Ik gaf zo goed mogelijk antwoord en deed zo sociaal als ik kon terwijl ze me ondervroeg, maar mijn brein speelde steeds af wat er net was gebeurd. Een engel. Fuck dat, ik had echt gehallucineerd. De psychologe tegenover me had dat praktisch bevestigd door te zeggen dat er wat administratieve problemen waren geweest. Hooguit tien minuten, niet een half uur. En tien minuten was vast wel genoeg om een half uur aan informatie te hallucineren. Dromen lijken vaak ook de hele nacht te duren terwijl het in feite veel korter is. Maar hoezeer ik mezelf ook probeerde te overtuigen, het lukte niet. Op de achtergrond was een steeds een stemmetje dat schreeuwde dat ik het er niet bij moest laten zitten, dat er meer aan de hand was. En voor ik de waarheid had achterhaald moest ik me gedeisd houden, net doen of die engel werkelijk mijn herinneringen had gewist. Ik vroeg me af of ze dat expres had gedaan of dat ze om een of andere reden mijn geheugen niet kon wissen. Ervan uitgaand natuurlijk dat ik niet gehallucineerd had.

“Nou, dat was het wel. Zullen we alvast een nieuwe afspraak plannen?” Ik knikte. Ze haalde een papiertje tevoorschijn met het logo van haar organisatie erop en krabbelde daar haar naam en telefoonnummer op.
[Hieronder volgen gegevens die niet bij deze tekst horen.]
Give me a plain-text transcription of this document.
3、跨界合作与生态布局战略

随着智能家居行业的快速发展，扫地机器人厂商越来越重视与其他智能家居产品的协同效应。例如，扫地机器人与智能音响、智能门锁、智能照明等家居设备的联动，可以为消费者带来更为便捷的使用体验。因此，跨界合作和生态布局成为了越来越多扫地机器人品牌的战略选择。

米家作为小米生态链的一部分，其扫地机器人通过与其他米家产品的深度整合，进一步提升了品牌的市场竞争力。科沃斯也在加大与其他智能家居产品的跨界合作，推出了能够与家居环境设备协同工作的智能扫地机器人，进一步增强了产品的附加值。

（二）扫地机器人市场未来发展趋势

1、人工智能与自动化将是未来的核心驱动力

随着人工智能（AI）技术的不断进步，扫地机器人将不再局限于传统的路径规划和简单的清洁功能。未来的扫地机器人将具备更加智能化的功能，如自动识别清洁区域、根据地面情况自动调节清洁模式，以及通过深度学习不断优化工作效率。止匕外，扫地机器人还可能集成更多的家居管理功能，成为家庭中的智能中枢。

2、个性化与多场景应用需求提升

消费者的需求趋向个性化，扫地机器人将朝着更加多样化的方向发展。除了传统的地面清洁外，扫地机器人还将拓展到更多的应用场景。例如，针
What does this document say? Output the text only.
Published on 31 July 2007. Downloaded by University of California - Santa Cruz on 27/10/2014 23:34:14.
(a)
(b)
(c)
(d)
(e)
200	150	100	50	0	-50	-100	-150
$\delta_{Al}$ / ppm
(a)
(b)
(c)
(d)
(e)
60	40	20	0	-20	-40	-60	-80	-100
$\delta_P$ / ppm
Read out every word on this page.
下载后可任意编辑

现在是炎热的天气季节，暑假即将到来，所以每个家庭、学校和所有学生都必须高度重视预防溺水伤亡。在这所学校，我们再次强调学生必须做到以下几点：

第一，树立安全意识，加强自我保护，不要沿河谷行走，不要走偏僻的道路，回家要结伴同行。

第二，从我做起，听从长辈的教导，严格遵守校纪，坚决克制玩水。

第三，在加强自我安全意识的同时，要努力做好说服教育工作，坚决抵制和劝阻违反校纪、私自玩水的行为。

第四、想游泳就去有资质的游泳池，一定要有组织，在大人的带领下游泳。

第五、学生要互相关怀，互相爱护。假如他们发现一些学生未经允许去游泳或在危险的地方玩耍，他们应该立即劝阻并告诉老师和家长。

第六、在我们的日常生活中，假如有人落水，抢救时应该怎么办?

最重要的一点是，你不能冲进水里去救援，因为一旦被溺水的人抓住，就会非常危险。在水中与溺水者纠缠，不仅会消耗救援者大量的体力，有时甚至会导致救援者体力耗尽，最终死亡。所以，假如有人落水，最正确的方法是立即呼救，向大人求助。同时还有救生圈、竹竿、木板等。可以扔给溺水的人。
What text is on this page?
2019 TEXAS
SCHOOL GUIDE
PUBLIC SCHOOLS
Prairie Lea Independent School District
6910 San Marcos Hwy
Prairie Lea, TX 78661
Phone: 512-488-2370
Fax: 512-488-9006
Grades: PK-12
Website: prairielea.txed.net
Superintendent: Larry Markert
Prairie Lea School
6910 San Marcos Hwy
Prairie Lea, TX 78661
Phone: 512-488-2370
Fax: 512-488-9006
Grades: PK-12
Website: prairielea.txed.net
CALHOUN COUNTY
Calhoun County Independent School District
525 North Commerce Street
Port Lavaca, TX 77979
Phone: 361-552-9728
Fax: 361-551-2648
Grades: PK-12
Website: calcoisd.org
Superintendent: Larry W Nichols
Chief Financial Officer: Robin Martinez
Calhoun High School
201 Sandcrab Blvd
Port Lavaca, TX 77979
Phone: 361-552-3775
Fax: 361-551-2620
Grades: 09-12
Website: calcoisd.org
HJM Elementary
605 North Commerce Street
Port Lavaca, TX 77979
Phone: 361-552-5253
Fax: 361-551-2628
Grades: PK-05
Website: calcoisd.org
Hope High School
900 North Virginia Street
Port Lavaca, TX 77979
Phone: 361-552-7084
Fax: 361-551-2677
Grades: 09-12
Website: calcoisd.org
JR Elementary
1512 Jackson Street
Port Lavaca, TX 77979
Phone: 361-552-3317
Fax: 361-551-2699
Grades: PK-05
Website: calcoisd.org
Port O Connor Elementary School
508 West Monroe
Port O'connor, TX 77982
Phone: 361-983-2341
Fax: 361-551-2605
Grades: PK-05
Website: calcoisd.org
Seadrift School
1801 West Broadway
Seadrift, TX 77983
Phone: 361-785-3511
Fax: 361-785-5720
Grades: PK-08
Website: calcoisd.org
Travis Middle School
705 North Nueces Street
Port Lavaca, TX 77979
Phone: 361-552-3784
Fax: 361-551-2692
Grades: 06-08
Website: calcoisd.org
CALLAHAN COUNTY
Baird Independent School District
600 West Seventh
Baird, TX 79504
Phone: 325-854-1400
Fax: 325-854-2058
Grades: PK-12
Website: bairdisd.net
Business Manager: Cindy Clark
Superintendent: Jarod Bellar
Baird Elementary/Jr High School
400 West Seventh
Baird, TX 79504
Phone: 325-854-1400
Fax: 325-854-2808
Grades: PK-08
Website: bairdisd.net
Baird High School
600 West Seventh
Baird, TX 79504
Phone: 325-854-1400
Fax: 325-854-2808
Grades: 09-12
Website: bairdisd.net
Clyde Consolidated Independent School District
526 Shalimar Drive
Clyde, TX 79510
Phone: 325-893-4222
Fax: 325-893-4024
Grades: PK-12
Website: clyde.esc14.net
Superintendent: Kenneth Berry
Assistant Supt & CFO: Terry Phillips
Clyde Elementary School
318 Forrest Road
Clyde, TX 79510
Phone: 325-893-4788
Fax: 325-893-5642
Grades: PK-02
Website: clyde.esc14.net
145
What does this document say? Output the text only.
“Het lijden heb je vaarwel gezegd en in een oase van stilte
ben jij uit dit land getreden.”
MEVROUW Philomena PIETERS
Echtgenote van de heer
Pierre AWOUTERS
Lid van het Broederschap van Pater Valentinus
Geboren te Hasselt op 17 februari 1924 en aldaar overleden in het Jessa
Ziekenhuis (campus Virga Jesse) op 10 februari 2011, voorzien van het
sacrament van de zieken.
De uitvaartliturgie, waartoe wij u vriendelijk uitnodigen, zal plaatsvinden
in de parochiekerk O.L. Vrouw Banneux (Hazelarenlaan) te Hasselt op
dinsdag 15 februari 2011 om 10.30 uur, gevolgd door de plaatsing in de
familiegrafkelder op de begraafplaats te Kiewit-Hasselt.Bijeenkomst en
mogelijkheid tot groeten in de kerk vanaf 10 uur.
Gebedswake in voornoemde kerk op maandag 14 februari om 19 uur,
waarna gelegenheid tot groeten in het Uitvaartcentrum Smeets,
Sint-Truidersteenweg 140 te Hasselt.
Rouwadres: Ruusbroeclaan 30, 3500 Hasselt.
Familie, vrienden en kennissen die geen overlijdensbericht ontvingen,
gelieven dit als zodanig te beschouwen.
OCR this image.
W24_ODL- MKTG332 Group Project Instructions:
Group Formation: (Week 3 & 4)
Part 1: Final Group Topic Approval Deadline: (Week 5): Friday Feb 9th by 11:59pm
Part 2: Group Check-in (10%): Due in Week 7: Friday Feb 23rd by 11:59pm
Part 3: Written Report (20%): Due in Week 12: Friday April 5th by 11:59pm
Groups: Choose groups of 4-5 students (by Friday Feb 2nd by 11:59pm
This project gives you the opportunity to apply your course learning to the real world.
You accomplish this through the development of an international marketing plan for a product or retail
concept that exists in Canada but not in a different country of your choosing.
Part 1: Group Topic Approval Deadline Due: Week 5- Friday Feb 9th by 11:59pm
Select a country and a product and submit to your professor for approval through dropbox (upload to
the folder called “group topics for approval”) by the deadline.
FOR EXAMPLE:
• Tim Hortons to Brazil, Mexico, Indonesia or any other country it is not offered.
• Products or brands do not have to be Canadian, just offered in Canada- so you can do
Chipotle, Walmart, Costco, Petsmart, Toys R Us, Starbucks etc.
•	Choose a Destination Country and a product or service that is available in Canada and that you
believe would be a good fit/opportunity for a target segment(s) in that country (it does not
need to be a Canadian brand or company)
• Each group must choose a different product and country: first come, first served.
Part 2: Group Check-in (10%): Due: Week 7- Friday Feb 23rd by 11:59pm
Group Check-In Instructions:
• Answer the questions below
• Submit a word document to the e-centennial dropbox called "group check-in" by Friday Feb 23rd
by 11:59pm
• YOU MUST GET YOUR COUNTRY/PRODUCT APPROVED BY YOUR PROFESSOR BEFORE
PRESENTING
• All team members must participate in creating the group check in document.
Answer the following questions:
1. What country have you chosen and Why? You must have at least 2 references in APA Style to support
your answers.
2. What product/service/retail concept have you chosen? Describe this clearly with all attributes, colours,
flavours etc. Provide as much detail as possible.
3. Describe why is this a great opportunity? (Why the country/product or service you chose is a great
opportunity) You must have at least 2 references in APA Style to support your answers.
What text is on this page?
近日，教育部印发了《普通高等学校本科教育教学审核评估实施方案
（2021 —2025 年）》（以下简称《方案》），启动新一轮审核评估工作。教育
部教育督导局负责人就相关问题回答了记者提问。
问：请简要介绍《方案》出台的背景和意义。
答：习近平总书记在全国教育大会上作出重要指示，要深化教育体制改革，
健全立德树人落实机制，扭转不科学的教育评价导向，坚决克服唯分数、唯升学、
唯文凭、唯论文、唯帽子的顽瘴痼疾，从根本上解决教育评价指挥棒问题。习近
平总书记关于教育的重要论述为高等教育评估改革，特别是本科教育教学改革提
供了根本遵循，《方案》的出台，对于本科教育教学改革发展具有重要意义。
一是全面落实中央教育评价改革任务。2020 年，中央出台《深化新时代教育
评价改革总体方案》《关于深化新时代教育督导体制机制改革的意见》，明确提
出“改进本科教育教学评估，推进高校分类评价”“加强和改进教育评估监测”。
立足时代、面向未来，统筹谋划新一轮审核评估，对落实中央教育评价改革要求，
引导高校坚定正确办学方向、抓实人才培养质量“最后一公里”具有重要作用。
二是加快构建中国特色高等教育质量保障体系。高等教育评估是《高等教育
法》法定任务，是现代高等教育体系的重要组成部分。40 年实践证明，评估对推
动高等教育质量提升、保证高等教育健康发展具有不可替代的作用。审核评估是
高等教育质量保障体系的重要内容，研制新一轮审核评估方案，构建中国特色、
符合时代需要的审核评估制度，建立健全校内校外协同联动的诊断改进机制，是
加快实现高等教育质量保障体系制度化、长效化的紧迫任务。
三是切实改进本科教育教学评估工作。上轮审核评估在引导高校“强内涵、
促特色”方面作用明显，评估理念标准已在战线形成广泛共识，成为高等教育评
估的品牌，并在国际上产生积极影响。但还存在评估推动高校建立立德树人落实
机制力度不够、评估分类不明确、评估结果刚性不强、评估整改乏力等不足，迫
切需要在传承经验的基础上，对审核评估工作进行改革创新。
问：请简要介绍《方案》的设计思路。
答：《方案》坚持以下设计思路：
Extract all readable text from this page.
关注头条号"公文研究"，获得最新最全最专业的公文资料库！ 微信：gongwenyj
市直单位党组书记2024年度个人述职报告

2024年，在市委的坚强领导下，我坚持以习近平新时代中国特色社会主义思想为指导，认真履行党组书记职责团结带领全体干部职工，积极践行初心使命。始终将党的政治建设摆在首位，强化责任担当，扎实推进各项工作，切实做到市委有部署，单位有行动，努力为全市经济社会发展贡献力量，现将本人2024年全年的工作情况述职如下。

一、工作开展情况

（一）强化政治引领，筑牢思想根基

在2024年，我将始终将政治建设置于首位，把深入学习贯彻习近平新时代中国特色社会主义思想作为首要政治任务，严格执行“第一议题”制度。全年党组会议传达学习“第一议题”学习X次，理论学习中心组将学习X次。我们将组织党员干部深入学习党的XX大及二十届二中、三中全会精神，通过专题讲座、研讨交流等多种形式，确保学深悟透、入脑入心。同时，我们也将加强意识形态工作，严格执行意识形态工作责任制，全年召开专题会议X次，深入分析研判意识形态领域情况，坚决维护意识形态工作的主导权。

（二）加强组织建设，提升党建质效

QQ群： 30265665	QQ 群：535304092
Ze stelde me een paar data voor waar ik er eentje van uit koos. Die zette ze ook op het kaartje samen met de afgesproken tijd, vouwde het ding dicht en gaf het aan me. Ze stond op en liep met me mee naar de deur. Voordat ze die opendeed geef ze me een hand en glimlachte. “Ik denk niet dat er zoveel met je aan de hand is, alleen dat veel te verwerken hebt.” Ze opende de deur en duwde me zachtjes naar buiten. “Tot ziens!” Verdwaasd liep ik weg. Ik had geen idee wat ik verder met de huidige informatie moest. Het eerste wat in me opkwam was dus maar Brandon bellen. Mijn brein had constant die neiging, om ontwijkingsmanoeuvres uit te voeren als ik eigenlijk aan iets belangrijks moest denken. Het ging dan muziek afspelen of… zeggen dat ik Brandon moest bellen of zo.

   Met mijn telefoon in de hand liep ik door het trappenhuis naar beneden tot ik buitenstond. Ik liep naar mijn auto die ik van een afstandje al van het slot haalde, stapte in en kraakte mijn nek. Ik had het idee dat ik meer had aan een fysiotherapeut dan aan een psycholoog.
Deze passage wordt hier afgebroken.